Abstract
Oligonucleotide therapeutics are known to cause inflammatory adverse events such as influenza-like symptoms as a class effect. One of the possible mechanisms is the activation of the innate immune system via Toll-like receptors (TLRs), which are defense mechanisms against microbial nucleic acids. The challenges in evaluating the potential of innate immune activation are that the mechanism differs between humans and experimental animals, that it is difficult to predict clinical effects in the ordinal preclinical studies, and that test protocols for evaluation using human materials have not been fully established. To address these issues, a subgroup of the Consortium for Safety Evaluation of Oligonucleotide Therapeutics, in collaboration of five pharmaceutical companies, started a collaborative research project in FY2021 to establish an in vitro evaluation system that can detect innate immune activation potential in an early stage of drug development.

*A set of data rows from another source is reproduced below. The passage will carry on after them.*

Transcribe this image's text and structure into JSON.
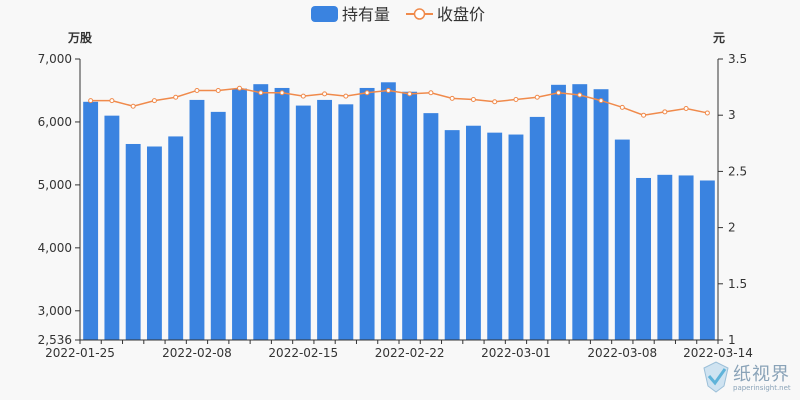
{
  "chart_data": {
    "type": "bar+line",
    "legend": {
      "placement": "top-center",
      "items": [
        {
          "name": "持有量",
          "type": "bar",
          "color": "#3a83e0"
        },
        {
          "name": "收盘价",
          "type": "line",
          "color": "#f08a4b"
        }
      ]
    },
    "y_left": {
      "unit": "万股",
      "min": 2536,
      "max": 7000,
      "ticks": [
        "7,000",
        "6,000",
        "5,000",
        "4,000",
        "3,000",
        "2,536"
      ]
    },
    "y_right": {
      "unit": "元",
      "min": 1,
      "max": 3.5,
      "ticks": [
        "3.5",
        "3",
        "2.5",
        "2",
        "1.5",
        "1"
      ]
    },
    "x_tick_labels": [
      "2022-01-25",
      "2022-02-08",
      "2022-02-15",
      "2022-02-22",
      "2022-03-01",
      "2022-03-08",
      "2022-03-14"
    ],
    "x_tick_positions": [
      0,
      5,
      10,
      15,
      20,
      25,
      29
    ],
    "series": [
      {
        "name": "持有量",
        "values": [
          6320,
          6100,
          5650,
          5610,
          5770,
          6350,
          6160,
          6530,
          6600,
          6540,
          6260,
          6350,
          6280,
          6540,
          6630,
          6480,
          6140,
          5870,
          5940,
          5830,
          5800,
          6080,
          6590,
          6600,
          6520,
          5720,
          5110,
          5160,
          5150,
          5070
        ]
      },
      {
        "name": "收盘价",
        "values": [
          3.13,
          3.13,
          3.08,
          3.13,
          3.16,
          3.22,
          3.22,
          3.24,
          3.2,
          3.2,
          3.17,
          3.19,
          3.17,
          3.2,
          3.22,
          3.19,
          3.2,
          3.15,
          3.14,
          3.12,
          3.14,
          3.16,
          3.2,
          3.18,
          3.13,
          3.07,
          3.0,
          3.03,
          3.06,
          3.02
        ]
      }
    ]
  },
  "watermark": {
    "text": "纸视界",
    "url": "paperinsight.net"
  }
}
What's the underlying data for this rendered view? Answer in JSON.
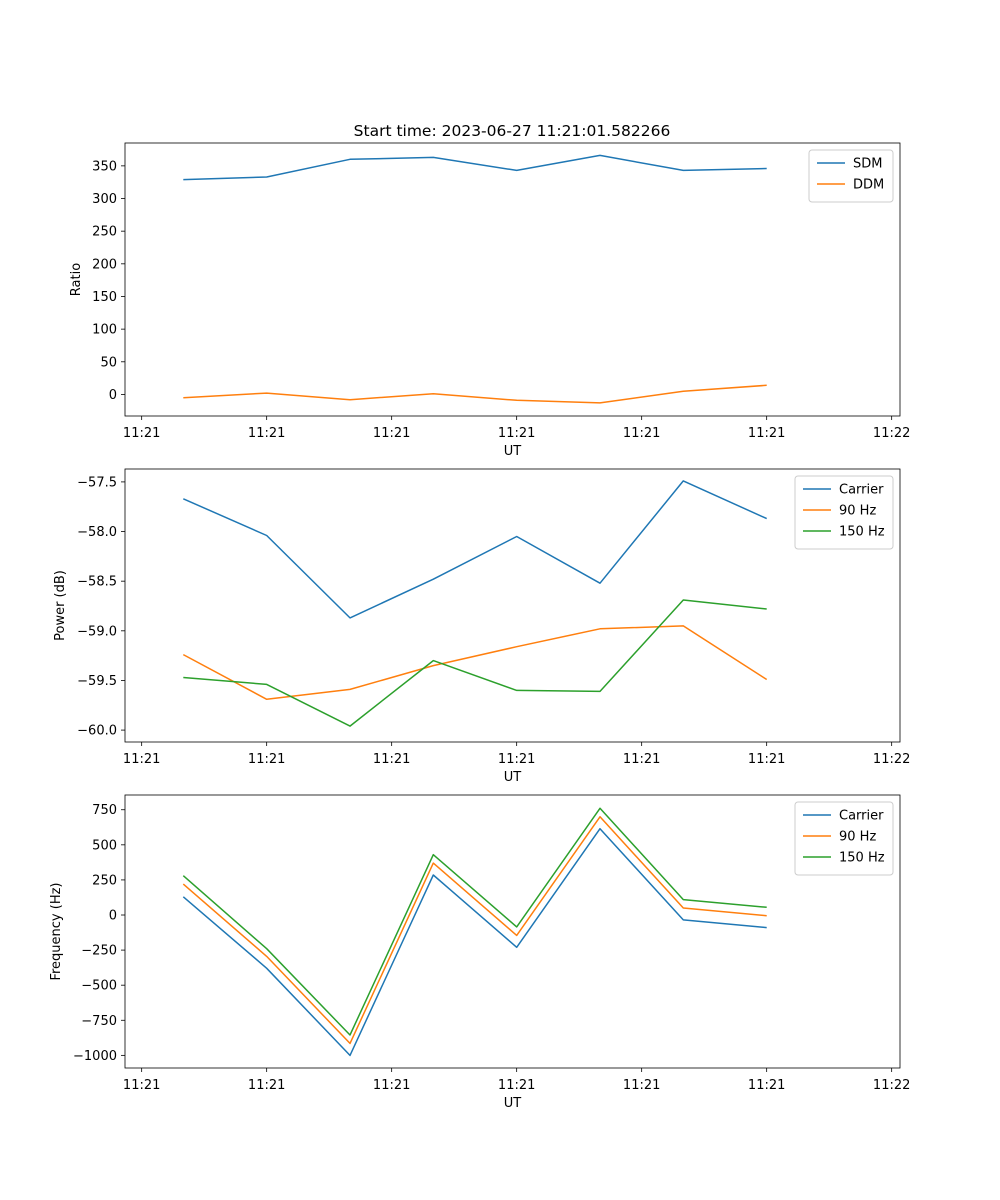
{
  "title": "Start time: 2023-06-27 11:21:01.582266",
  "colors": {
    "blue": "#1f77b4",
    "orange": "#ff7f0e",
    "green": "#2ca02c"
  },
  "chart_data": [
    {
      "type": "line",
      "title": "Start time: 2023-06-27 11:21:01.582266",
      "xlabel": "UT",
      "ylabel": "Ratio",
      "xlim": [
        0,
        9.3
      ],
      "ylim": [
        -33,
        385
      ],
      "x": [
        0.7,
        1.7,
        2.7,
        3.7,
        4.7,
        5.7,
        6.7,
        7.7
      ],
      "x_ticks": [
        0.2,
        1.7,
        3.2,
        4.7,
        6.2,
        7.7,
        9.2
      ],
      "x_tick_labels": [
        "11:21",
        "11:21",
        "11:21",
        "11:21",
        "11:21",
        "11:21",
        "11:22"
      ],
      "y_ticks": [
        0,
        50,
        100,
        150,
        200,
        250,
        300,
        350
      ],
      "y_tick_labels": [
        "0",
        "50",
        "100",
        "150",
        "200",
        "250",
        "300",
        "350"
      ],
      "legend": "top-right",
      "grid": false,
      "series": [
        {
          "name": "SDM",
          "color": "#1f77b4",
          "values": [
            329,
            333,
            360,
            363,
            343,
            366,
            343,
            346
          ]
        },
        {
          "name": "DDM",
          "color": "#ff7f0e",
          "values": [
            -5,
            2,
            -8,
            1,
            -9,
            -13,
            5,
            14
          ]
        }
      ]
    },
    {
      "type": "line",
      "title": "",
      "xlabel": "UT",
      "ylabel": "Power (dB)",
      "xlim": [
        0,
        9.3
      ],
      "ylim": [
        -60.12,
        -57.37
      ],
      "x": [
        0.7,
        1.7,
        2.7,
        3.7,
        4.7,
        5.7,
        6.7,
        7.7
      ],
      "x_ticks": [
        0.2,
        1.7,
        3.2,
        4.7,
        6.2,
        7.7,
        9.2
      ],
      "x_tick_labels": [
        "11:21",
        "11:21",
        "11:21",
        "11:21",
        "11:21",
        "11:21",
        "11:22"
      ],
      "y_ticks": [
        -60.0,
        -59.5,
        -59.0,
        -58.5,
        -58.0,
        -57.5
      ],
      "y_tick_labels": [
        "−60.0",
        "−59.5",
        "−59.0",
        "−58.5",
        "−58.0",
        "−57.5"
      ],
      "legend": "top-right",
      "grid": false,
      "series": [
        {
          "name": "Carrier",
          "color": "#1f77b4",
          "values": [
            -57.67,
            -58.04,
            -58.87,
            -58.48,
            -58.05,
            -58.52,
            -57.49,
            -57.87
          ]
        },
        {
          "name": "90 Hz",
          "color": "#ff7f0e",
          "values": [
            -59.24,
            -59.69,
            -59.59,
            -59.35,
            -59.16,
            -58.98,
            -58.95,
            -59.49
          ]
        },
        {
          "name": "150 Hz",
          "color": "#2ca02c",
          "values": [
            -59.47,
            -59.54,
            -59.96,
            -59.3,
            -59.6,
            -59.61,
            -58.69,
            -58.78
          ]
        }
      ]
    },
    {
      "type": "line",
      "title": "",
      "xlabel": "UT",
      "ylabel": "Frequency (Hz)",
      "xlim": [
        0,
        9.3
      ],
      "ylim": [
        -1090,
        855
      ],
      "x": [
        0.7,
        1.7,
        2.7,
        3.7,
        4.7,
        5.7,
        6.7,
        7.7
      ],
      "x_ticks": [
        0.2,
        1.7,
        3.2,
        4.7,
        6.2,
        7.7,
        9.2
      ],
      "x_tick_labels": [
        "11:21",
        "11:21",
        "11:21",
        "11:21",
        "11:21",
        "11:21",
        "11:22"
      ],
      "y_ticks": [
        -1000,
        -750,
        -500,
        -250,
        0,
        250,
        500,
        750
      ],
      "y_tick_labels": [
        "−1000",
        "−750",
        "−500",
        "−250",
        "0",
        "250",
        "500",
        "750"
      ],
      "legend": "top-right",
      "grid": false,
      "series": [
        {
          "name": "Carrier",
          "color": "#1f77b4",
          "values": [
            130,
            -380,
            -1000,
            285,
            -230,
            615,
            -35,
            -90
          ]
        },
        {
          "name": "90 Hz",
          "color": "#ff7f0e",
          "values": [
            220,
            -295,
            -915,
            370,
            -145,
            700,
            50,
            -5
          ]
        },
        {
          "name": "150 Hz",
          "color": "#2ca02c",
          "values": [
            280,
            -240,
            -855,
            430,
            -85,
            760,
            110,
            55
          ]
        }
      ]
    }
  ]
}
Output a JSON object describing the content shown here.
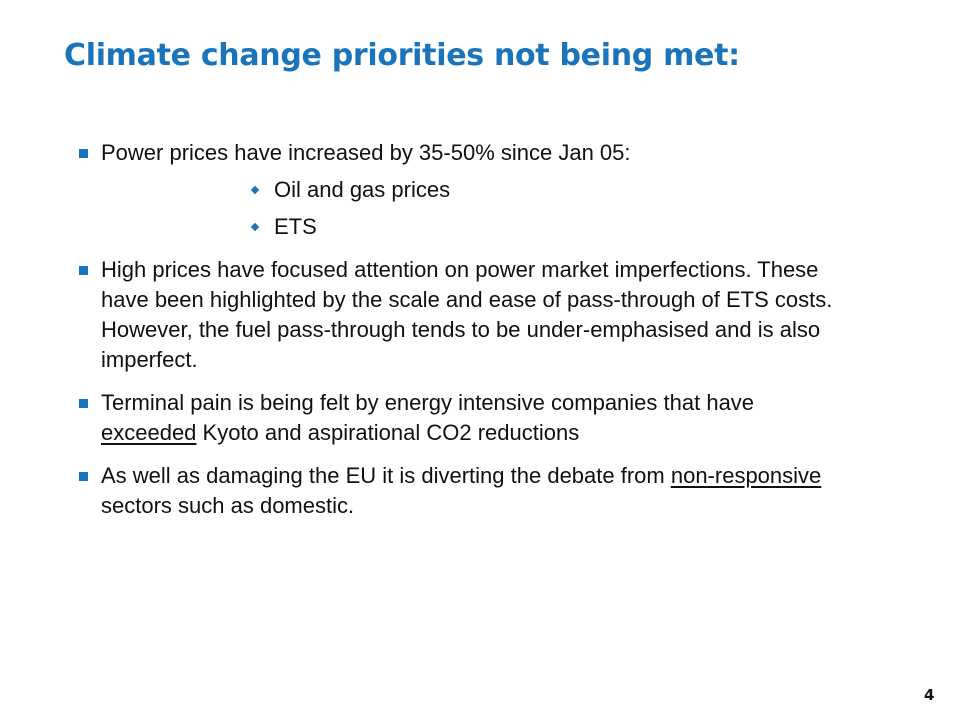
{
  "slide": {
    "title": "Climate change priorities not being met:",
    "page_number": "4"
  },
  "bullets": [
    {
      "text": "Power prices have increased by 35-50% since Jan 05:",
      "subs": [
        "Oil and gas prices",
        "ETS"
      ]
    },
    {
      "text": "High prices have focused attention on power market imperfections.  These have been highlighted by the scale and ease of pass-through of ETS costs.  However, the fuel pass-through tends to be under-emphasised and is also imperfect."
    },
    {
      "text_before": "Terminal pain is being felt by energy intensive companies that have ",
      "text_underlined": "exceeded",
      "text_after": " Kyoto and aspirational CO2 reductions"
    },
    {
      "text_before": "As well as damaging the EU it is diverting the debate from ",
      "text_underlined": "non-responsive",
      "text_after": " sectors such as domestic."
    }
  ],
  "colors": {
    "accent": "#1a74bc",
    "text": "#111111",
    "background": "#ffffff"
  },
  "icons": {
    "primary_bullet": "square-bullet-icon",
    "secondary_bullet": "diamond-bullet-icon"
  }
}
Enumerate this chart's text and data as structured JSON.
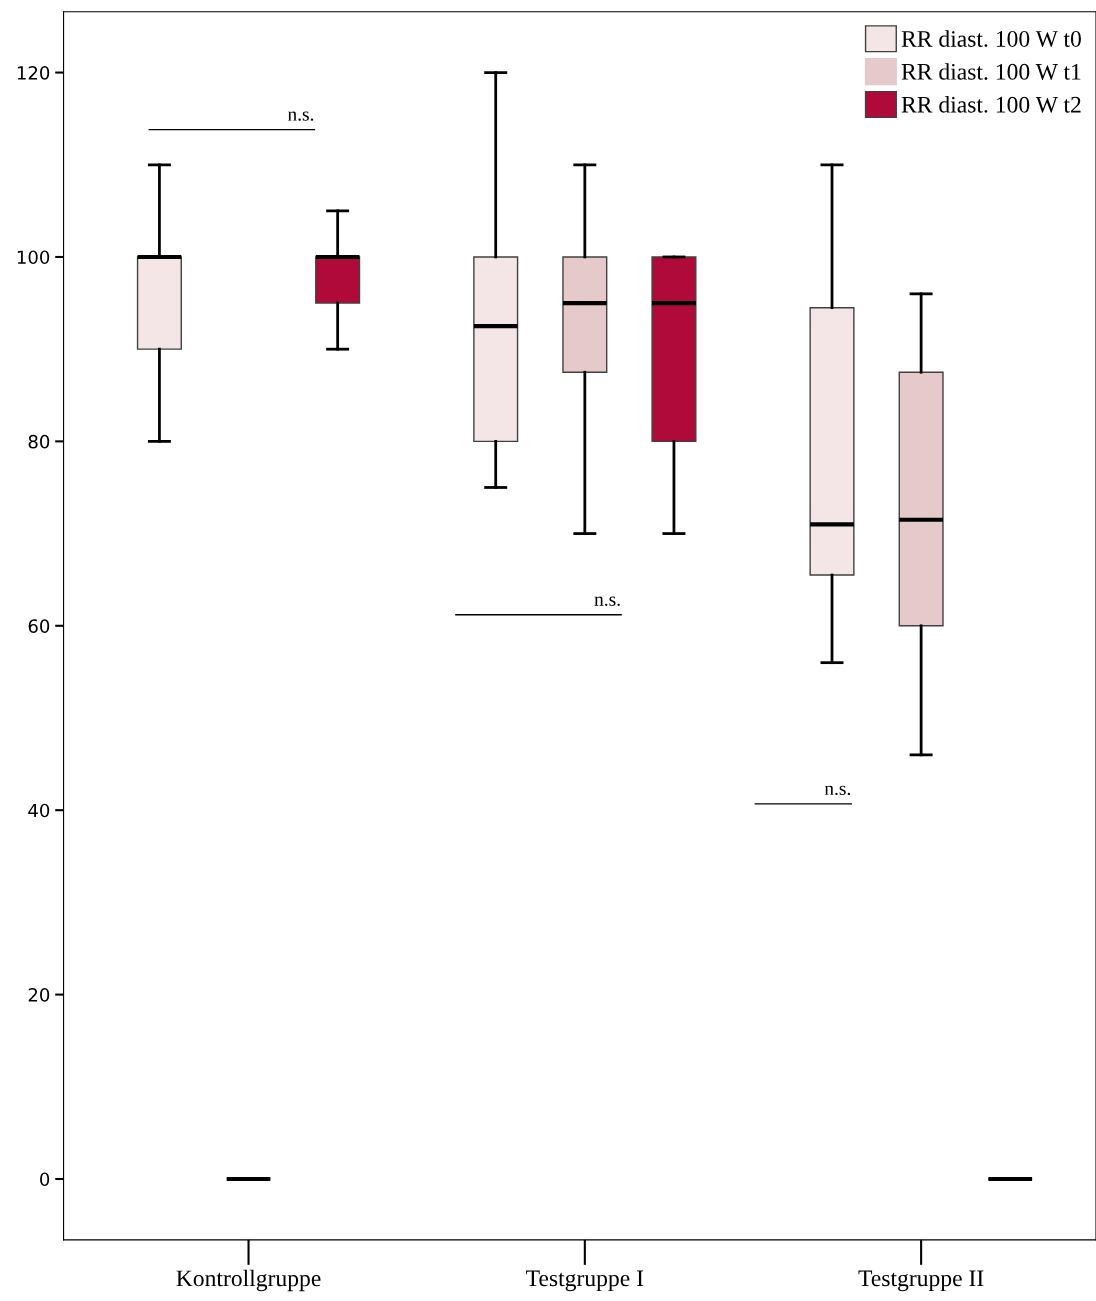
{
  "chart_data": {
    "type": "box",
    "categories": [
      "Kontrollgruppe",
      "Testgruppe I",
      "Testgruppe II"
    ],
    "series": [
      {
        "name": "RR diast. 100 W t0",
        "color": "#f4e6e6",
        "boxes": [
          {
            "low": 80,
            "q1": 90,
            "median": 100,
            "q3": 100,
            "high": 110
          },
          {
            "low": 75,
            "q1": 80,
            "median": 92.5,
            "q3": 100,
            "high": 120
          },
          {
            "low": 56,
            "q1": 65.5,
            "median": 71,
            "q3": 94.5,
            "high": 110
          }
        ]
      },
      {
        "name": "RR diast. 100 W t1",
        "color": "#e6cacb",
        "boxes": [
          {
            "low": 0,
            "q1": 0,
            "median": 0,
            "q3": 0,
            "high": 0
          },
          {
            "low": 70,
            "q1": 87.5,
            "median": 95,
            "q3": 100,
            "high": 110
          },
          {
            "low": 46,
            "q1": 60,
            "median": 71.5,
            "q3": 87.5,
            "high": 96
          }
        ]
      },
      {
        "name": "RR diast. 100 W t2",
        "color": "#b00a3a",
        "boxes": [
          {
            "low": 90,
            "q1": 95,
            "median": 100,
            "q3": 100,
            "high": 105
          },
          {
            "low": 70,
            "q1": 80,
            "median": 95,
            "q3": 100,
            "high": 100
          },
          {
            "low": 0,
            "q1": 0,
            "median": 0,
            "q3": 0,
            "high": 0
          }
        ]
      }
    ],
    "ylim": [
      -6.6,
      126.6
    ],
    "yticks": [
      0,
      20,
      40,
      60,
      80,
      100,
      120
    ],
    "grid": false,
    "legend": "top right",
    "annotations": [
      "n.s.",
      "n.s.",
      "n.s."
    ]
  }
}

In the first year, we exposed human peripheral blood mononuclear cells (PBMC) to four TLR agonists (Poly(I:C) HMW, R848, ODN 2006, and ODN 2216) and confirmed a marked increase in the concentration of several cytokines in the culture supernatant and determined the conditions for positive control substances (presented at the 50th Annual Meeting). In the second year, we further evaluated the assay using antisense oligonucleotides (ASOs) with clinical data. The results showed similar cytokine changes for all ASOs, which were significantly lower compared to the positive controls (to be presented at this year's meeting). In the third and final year of the study, we are conducting a study to confirm the differences between studies and between institutions.
Through these studies, the extent of inter-donor differences and variation in cytokine measurements have been determined. The collaborative studies suggest that it is possible to evaluate the innate immune activating effects of oligonucleotide therapeutics by measuring cytokines using human PBMC.